Galatasaraylıların uzun süredir kafasını meşgul eden en önemli konulardan biri teknik direktör seçimi konusu. Mustafa Denizli’nin istifasından bu yana takımın emanet edileceği ismin hala tam olarak netleştirilmemesi, Galatasaray taraftarının belirsizliğin de etkisiyle duyduğu rahatsızlığı son günlerde kat be kat arttırdı. Riekerink mi devam edecek yoksa Sanchez Flores mi gelecek derken ünlü İtalyan menajer Di Marzio’nun Galatasaray’ın teknik direktörlük görevi için Leonardo’yu getirmek istediğini açıklaması tüm Galatasaraylıların dikkatini onun üzerine çekmesine neden oldu. Ünlü Brezilyalı hocanın Twitter hesabı üzerinden Galatasaray’ı takip etmeye başlamasıyla beraber bu iddia güçlenerek ciddi bir hal almaya başladı.
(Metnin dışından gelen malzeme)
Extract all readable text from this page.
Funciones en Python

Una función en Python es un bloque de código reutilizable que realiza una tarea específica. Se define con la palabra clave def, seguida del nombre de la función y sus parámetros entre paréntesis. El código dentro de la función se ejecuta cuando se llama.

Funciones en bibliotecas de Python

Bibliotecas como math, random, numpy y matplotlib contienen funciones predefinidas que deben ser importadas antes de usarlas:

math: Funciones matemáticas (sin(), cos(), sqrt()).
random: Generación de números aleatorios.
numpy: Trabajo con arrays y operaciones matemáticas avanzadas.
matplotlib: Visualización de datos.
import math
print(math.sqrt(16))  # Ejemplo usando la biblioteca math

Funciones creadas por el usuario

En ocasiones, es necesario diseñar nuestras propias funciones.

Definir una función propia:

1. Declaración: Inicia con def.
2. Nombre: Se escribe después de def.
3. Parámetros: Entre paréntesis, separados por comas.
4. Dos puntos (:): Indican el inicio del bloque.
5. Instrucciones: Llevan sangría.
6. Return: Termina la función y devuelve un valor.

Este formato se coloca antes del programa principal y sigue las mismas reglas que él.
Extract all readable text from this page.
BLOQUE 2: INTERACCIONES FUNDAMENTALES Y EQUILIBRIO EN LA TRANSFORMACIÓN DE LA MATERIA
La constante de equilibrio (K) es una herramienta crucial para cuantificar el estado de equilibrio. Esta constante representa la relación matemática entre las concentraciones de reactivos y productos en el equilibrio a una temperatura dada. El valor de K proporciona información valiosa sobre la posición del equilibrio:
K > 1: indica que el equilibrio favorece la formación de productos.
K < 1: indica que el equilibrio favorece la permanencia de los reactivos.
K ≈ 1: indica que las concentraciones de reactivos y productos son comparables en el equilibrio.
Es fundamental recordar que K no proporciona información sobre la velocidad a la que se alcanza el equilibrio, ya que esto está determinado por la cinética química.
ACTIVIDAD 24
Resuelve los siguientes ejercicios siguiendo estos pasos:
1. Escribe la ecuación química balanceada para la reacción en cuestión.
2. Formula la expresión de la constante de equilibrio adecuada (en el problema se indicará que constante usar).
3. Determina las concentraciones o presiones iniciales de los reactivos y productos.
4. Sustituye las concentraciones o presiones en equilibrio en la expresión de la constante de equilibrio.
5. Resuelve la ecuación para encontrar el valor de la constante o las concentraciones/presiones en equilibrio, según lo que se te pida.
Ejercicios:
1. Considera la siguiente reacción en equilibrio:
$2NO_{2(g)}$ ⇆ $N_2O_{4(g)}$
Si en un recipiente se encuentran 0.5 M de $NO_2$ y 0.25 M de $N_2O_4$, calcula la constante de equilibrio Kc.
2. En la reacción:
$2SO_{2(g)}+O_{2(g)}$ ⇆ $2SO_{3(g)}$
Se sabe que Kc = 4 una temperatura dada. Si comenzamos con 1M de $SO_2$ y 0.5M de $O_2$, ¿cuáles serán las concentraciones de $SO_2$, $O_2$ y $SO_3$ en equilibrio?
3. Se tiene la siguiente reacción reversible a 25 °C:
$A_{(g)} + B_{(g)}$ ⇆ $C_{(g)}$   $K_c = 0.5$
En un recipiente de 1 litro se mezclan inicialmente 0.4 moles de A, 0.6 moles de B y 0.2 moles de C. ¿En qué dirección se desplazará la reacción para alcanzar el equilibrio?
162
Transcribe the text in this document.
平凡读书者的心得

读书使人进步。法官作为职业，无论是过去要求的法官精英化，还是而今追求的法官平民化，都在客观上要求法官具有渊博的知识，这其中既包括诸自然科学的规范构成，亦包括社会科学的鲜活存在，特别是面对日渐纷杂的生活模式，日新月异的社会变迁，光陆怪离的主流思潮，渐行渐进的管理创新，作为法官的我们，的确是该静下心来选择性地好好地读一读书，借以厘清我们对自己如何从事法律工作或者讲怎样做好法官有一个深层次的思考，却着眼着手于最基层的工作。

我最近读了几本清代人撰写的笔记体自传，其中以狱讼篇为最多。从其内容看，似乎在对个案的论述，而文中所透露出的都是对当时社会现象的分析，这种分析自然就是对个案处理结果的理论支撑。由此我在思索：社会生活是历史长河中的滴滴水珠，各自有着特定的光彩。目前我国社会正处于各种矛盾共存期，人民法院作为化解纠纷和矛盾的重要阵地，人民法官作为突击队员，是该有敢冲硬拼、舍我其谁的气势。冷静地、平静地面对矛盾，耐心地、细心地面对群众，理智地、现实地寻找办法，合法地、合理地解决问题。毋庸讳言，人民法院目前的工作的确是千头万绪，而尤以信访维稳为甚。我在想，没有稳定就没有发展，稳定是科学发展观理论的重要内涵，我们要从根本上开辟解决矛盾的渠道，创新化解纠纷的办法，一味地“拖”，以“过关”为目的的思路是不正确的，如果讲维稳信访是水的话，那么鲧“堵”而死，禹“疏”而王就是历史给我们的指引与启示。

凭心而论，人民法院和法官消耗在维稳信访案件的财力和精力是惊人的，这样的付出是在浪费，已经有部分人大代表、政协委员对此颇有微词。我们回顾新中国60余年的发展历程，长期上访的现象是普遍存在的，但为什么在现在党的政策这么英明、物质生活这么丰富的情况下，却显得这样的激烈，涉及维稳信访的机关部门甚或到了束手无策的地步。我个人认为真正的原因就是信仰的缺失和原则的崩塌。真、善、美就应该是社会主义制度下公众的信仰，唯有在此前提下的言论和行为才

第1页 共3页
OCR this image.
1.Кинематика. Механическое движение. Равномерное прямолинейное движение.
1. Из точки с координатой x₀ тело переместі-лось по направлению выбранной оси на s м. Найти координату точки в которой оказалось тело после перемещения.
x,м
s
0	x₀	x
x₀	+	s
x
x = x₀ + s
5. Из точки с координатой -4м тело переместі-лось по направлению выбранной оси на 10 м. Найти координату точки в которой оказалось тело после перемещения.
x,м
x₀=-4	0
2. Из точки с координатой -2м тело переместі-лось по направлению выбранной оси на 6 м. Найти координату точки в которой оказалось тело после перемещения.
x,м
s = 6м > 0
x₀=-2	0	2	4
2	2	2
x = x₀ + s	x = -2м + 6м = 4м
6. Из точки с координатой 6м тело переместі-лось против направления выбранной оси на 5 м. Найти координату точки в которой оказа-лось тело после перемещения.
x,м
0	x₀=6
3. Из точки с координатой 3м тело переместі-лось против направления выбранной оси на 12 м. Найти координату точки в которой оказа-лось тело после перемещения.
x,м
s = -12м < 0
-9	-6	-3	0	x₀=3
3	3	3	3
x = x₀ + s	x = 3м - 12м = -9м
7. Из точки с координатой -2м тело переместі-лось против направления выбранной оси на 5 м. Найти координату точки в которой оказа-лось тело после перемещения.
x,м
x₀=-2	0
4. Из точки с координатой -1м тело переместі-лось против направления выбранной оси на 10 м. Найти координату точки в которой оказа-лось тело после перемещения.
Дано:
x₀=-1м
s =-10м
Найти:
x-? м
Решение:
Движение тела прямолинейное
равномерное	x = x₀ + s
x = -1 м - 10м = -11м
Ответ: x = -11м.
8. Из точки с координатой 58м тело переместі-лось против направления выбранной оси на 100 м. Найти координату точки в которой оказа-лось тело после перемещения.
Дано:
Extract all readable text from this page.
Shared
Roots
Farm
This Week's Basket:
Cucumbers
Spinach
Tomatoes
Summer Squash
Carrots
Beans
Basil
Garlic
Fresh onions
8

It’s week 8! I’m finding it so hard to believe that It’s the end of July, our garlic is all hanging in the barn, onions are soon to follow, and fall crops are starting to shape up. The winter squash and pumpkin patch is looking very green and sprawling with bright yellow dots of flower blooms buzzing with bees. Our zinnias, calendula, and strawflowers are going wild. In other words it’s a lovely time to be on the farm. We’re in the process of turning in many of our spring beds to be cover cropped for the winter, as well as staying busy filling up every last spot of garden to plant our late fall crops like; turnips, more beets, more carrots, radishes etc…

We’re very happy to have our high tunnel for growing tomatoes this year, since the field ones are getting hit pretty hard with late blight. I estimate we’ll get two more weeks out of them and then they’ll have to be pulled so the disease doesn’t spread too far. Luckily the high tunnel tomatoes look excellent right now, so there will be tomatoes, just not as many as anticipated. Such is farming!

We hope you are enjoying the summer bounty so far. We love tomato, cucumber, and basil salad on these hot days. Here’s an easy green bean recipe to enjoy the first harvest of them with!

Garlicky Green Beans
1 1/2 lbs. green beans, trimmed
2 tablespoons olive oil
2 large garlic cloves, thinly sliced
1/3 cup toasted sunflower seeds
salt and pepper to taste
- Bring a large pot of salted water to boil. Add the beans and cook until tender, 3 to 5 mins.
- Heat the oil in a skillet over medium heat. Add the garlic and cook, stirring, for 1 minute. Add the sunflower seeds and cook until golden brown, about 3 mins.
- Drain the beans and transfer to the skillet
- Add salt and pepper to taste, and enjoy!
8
Futbolu bıraktığı 2003 senesinde Milan’ın scout ekibine katılan, 2008 yılına kadar dünyanın bir çok yerinde futbolcu izleyen ve kulüp bünyesine katılmasına yardımcı olan Leonardo 2008-2009 sezonunda ise Galliani’nin isteğiyle sportif direktörlük görevine getirildi. Bu dönemde vatandaşları Ronaldinho ve Thiago Silva gibi dünya yıldızlarını aldığı maddi destekle beraber kulüp bünyesine katmak için oldukça çaba sarfeden Leonardo o dönemin Milan teknik direktörü Carlo Ancelotti ile de güçlü bir iletişim kurmayı başardı. Sezon sonunda ise tüm çabalara rağmen şampiyonluk yolunda Mourinho’lu İnter’e boyun eğilmesinin faturası ise en yakın mesai arkadaşı Ancelotti’ye kesilirken Leo yeni teknik direktörün kendisi olacağını tahmin edebilyor muydu bilinmez takımı bir an önce toparlamak için hemen harekete geçti. Milan başkanı Galliani yeni bir oluşumla büyük bonservis bedelleri ödemek yerine mevcut kadroyu zamanla gençleştirerek tecrübesiz olsa da futbol zekasına güvendiği kulübün idol isimlerinden Leonardo’yu başa getirip aldığı kararların arkasında dururken, aynı dönemde Guardiola’nın da herhangi bir tecrübesi olmadan geldiği Barcelona da kazandığı başarılar bu kararın almasındaki en önemli yüreklendirici etkenlerden birisi oldu. Kaka 65 milyon euro gibi astronomik bir bedelle Real Madrid’in yolunu tutarken Milan finansal dengesini fazla bozmadan dikkat çekici olarak sadece Huntelaar’ı 15 milyon euro karşılığında kadrosuna kattı. Sezona Siena galibiyetiyle başlayan Leonardo asıl sınavlarından ilkini ezeli rakip İnter karşısında ikinci hafta San Siro’da verdi. Maç sonu tabela 4-0’lık İnter galibiyetini gösteririken Leonardo oynanan tutuk futbolla büyük hayal kırıklığı yaratacaktı. Daha sonra Livorno ve Udinese karşısında yaşanan puan kayıpları Leonardo üzerindeki kara bulutların artmasına sebep olurken arka arkaya alınan seri galibiyetler Brezilyalı hocayı ve taraftarları biraz rahatlattı. Ancak Şampiyonlar Ligi’nde son hafta alınan sonuçlarla gruplardan çıkıp ilk turda Manchester United’a iki maçta da mağlup olarak elenen, İtalya Kupası’na da çeyrek final aşamasında veda eden Leonardo, ligde de son haftalarda alınan kötü sonuçlarla birlikte şampiyonluk yolunda ciddi yaralar alarak kupayı yine Mourinho’lu İnter’e kaptırdı. Sezon sonunda karşılıklı anlaşarak Milan’la yollarını ayıran Leonardo yaptığı açıklamalarda sanıldığı kadar başarısız olmadığını savunarak Şampiyonlar Ligi’ne katılmayı garantilediğini ve hedefine ulaştığını belirtti.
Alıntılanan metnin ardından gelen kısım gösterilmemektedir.